Miraculously, with Sami on my shoulders, I found a spot right at the finish line and arrived just in time to see Yona and one of his best buddies from school, Evan, crossing the finish line. I have no idea how they made it to the finish line so fast. I suspect that they didn’t make it through the full race. With Sami keeping an eye on them, I managed to grab both of them. They were elated and bouncy, showing off their medals. It took a good ten or fifteen minutes to track down Ermias after that and much longer to track down Evan’s mother. I asked him repeatedly if he wanted me to call his mom. “No, no problem,” he kept answering. He was clearly completely unfazed by being separated from her and not knowing where she was. When we finally got in touch with her and she finally found us, it turned out that she was on her own with five children, two of them younger than Sami. Yona and his buddy happily united with other classmates, hugged, showed off their medals. The children gleefully cheered “One Planet!” (the name of their school) and we snapped pictures. Then we consented to let one of hired one of the photographers take and print out out a picture. Evan’s mom left us with the children and went to find another child who she hadn’t managed to track down yet. A few minutes later, the kids started blaring out a song they’d been practicing for music class.

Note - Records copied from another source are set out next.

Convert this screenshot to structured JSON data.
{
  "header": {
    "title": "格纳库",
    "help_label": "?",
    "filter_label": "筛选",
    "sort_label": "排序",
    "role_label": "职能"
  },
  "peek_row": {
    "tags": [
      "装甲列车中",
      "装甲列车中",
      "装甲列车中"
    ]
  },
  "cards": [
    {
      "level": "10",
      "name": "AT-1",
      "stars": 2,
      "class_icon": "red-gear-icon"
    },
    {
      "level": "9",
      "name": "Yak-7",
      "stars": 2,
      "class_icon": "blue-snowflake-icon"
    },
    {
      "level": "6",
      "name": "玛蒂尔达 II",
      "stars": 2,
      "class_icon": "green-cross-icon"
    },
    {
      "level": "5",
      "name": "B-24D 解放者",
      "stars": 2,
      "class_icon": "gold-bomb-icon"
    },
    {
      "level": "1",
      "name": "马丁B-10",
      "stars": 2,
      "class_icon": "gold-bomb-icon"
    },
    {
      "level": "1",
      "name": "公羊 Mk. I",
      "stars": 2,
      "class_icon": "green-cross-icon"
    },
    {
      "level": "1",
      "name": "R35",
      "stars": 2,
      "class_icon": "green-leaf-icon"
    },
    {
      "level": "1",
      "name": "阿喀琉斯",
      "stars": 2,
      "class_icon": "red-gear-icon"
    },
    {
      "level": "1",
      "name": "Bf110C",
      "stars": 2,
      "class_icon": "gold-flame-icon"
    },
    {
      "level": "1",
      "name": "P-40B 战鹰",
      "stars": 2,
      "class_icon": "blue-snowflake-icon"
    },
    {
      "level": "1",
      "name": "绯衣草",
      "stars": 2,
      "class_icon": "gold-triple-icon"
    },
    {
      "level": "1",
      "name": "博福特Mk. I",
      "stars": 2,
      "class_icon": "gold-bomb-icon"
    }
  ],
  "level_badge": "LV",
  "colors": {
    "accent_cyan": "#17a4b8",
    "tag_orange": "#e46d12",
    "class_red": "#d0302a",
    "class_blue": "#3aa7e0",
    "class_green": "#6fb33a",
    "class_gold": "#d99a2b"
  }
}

When we finally made our way to the exit, I noted that the bouncy house had deflated again and no one had bothered to inflate it. At home, Ermias and I were so exhausted that we had to take a nap before taking the kids to their circus class. (Another day I will write about the amazing Fekat Circus.)  Yona later declared this one of the best days of his life.

I couldn’t help thinking through the combination of joy, disorder and an utter lack of anxiety. No one seemed particularly concerned by the lack of organization, the herds of under-eleven year olds running in all directions at the same time. No one seemed particularly worried about losing or misplacing children for long periods of time. There was ultimate trust that other adults would find and look after your children and that no harm would come to them. Amidst the chaos, the sound of anger and crying was notably absent (except from me yelling at my own stubbornly crying five-year-old who was distressed that I wouldn’t let him back in the bouncy house.) There was dancing and singing and running and laughter and joy and friendship and absolute chaos.